Given that people and resources such as money, time and goods are exchanged in the process of communal coping during certain stressful events, there is a likelihood for some of the individuals involved to experience discomfort. Lyons et al. (1998) alluded to this discomfort as costs of communal coping.

== Costs of communal coping ==
A significant characteristic of communal coping is 'dependency'. Cultural (collectivism versus individualism) and social factors play into how we expect others to depend on us and how much we are willing to depend on others. Communal coping will perhaps be perceived as a cost in situations where there is a lack of mutual understanding and expectation within a social unit consisting of members experiencing a common or personal stressful event. In such instances, Lyon et al. noted individuals in the social unit will need to deal with issues such as equity and individual-adaptation.
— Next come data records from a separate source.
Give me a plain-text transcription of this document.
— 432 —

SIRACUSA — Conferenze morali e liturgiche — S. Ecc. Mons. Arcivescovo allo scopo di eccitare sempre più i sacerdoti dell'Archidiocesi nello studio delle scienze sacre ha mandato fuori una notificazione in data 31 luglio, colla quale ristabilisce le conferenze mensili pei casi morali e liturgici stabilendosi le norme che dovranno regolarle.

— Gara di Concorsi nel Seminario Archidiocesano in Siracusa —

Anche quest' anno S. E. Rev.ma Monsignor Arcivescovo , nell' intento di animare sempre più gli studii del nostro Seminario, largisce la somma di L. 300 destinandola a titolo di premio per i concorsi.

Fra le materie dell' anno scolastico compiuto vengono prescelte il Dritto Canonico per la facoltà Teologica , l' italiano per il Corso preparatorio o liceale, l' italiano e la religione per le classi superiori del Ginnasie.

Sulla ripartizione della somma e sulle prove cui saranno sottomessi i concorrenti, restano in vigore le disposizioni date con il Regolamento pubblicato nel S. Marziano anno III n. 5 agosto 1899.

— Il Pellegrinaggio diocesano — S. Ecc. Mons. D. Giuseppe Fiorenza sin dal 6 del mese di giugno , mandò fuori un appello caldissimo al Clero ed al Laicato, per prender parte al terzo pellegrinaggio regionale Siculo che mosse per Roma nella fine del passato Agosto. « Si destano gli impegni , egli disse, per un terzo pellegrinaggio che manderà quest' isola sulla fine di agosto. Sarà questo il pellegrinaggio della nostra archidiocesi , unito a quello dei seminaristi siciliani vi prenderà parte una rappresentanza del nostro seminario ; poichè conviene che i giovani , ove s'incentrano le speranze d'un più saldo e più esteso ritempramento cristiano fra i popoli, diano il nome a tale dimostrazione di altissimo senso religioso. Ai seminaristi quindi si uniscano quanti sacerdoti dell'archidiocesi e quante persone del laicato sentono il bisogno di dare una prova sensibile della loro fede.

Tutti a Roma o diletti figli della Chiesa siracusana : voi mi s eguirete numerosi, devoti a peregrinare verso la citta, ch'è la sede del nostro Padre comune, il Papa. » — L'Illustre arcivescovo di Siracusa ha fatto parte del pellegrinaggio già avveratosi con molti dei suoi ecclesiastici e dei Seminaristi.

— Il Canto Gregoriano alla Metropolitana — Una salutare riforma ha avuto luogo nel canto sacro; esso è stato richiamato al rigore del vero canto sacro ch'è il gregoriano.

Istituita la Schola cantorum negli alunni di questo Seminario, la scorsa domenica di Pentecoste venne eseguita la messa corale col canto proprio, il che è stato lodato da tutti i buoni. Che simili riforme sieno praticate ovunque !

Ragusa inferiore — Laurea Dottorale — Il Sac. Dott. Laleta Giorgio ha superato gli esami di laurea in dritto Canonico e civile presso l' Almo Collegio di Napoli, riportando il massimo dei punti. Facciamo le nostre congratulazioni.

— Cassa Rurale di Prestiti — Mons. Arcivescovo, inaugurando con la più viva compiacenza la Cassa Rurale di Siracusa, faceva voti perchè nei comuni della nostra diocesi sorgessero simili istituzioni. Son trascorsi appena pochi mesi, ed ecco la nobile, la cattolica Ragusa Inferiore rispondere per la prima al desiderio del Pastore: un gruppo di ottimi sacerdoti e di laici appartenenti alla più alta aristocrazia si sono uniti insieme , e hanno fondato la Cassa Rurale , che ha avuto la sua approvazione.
The equity problem arises from a lack of agreement or existing social norms on the expectation of individual efforts channeled towards communal coping. In a comparison of gender roles after a distressing event, women specifically wives and mothers were expected to hold higher responsibility for helping others manage and recover from a stressor. More so,  given that communal coping requires significant reliance on other people, individuals who are used to this style of coping during or after a stressful event may experience trouble adapting to a situation or circumstance in the absence of someone to rely on. There is evidence for this in studies about how people embedded in a strong community experience difficulty after a change of location for the pursuit of life goals.
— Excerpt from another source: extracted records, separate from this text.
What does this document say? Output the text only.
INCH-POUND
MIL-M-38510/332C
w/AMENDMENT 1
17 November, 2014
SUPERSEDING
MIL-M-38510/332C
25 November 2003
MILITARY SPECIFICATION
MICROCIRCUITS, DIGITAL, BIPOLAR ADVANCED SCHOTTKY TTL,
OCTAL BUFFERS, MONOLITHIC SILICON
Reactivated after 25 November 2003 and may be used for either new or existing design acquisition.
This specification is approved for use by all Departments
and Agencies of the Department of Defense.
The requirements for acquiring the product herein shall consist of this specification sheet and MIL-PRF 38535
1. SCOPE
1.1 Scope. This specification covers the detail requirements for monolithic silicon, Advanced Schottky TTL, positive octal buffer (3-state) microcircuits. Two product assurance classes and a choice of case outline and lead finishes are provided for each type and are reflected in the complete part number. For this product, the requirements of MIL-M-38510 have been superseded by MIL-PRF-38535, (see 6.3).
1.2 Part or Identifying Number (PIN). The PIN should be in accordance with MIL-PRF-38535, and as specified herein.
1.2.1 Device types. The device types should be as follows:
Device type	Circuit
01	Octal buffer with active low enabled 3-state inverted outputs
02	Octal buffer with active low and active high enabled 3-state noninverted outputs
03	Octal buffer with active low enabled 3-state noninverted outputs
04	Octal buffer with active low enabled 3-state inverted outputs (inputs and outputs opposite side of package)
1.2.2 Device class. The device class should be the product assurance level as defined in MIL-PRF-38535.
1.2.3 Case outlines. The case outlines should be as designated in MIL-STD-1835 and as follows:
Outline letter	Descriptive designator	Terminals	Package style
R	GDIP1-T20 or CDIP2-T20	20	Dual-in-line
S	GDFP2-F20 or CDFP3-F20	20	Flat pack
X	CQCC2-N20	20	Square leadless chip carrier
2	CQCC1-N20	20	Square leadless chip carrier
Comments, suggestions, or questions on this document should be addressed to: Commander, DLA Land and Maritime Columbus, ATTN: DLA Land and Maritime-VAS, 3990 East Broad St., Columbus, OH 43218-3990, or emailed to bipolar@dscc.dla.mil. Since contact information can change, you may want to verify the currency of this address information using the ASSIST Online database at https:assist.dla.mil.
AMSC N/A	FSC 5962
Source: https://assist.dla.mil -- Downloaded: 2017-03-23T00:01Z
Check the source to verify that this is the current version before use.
One drastic consequence of communal coping is the possibility of stress contagion to occur. In this case, rather than working towards alleviating the stressor, connected individuals wallow in negative emotions and feelings. This behavior escalates old and fosters new stressors for all the people involved.  These factor provide evidence that the communal coping process follows a complicated pattern likely to yield contradictory results. Even more, some complex factors influence how people use communal coping. The complex nature of these factors is evident in how they are not universal or consistent.

== Concept application ==
The communal coping framework is relatively new and there has not been much variation in the context to which the concept has been applied. Mickelson, Lyons, Sullivan and Coyne (2001) argue for the need to apply the communal coping conceptual framework to less collective stressors such as recovery from natural disaster (e.g. Richardson & Maninger, 2018) to more individualistic stressors such as job loss and illness (e.g. Vleet, Helgeson, Seltman, Korytwoski, Hausmann, 2018). Scholars who have attempted to apply the communal coping framework to context outside of illness and natural disaster have looked at the concept in relation to relational transgression (Pederson & Faw, 2019); the experience of athletes and members of their family (Nelly, McHugh, Dun & Holt, 2017) and; the experience of refugees (Afifi, Afifi, Merill & Nimah, 2016).

== Concept critique ==
The communal coping framework is very dynamic in the sense that it can be applied to distinct research contexts yet facilitate empirical and general knowledge that aligns with the tenets of its models. This strength also lies in the weakness of the framework. Some scholars within the distinct field to which the concept has been applied propose models for communal coping with little to significant variations. For instance, Lyons and colleagues (1998) from the field of psychology proposed the first model. Their model served as a backdrop for the emergence of other models from experts in communication (Afifi, Helgeson & Krouse, 2006); sociology and anthropology (Helgeson, Jakubiak, Vleet, & Zajdel, 2018). Keefe, LeFevbre, Egert, et al. (2000) also advocated for a communal coping model of pain catastrophizing. With the growth in the application of the conceptual framework, it might be beneficial to consider developing a model for studying the phenomenon that can be used across all fields or areas of research. A probable benefit of this suggestion is the promotion of jointly agreed conceptualization of the communal coping phenomenon.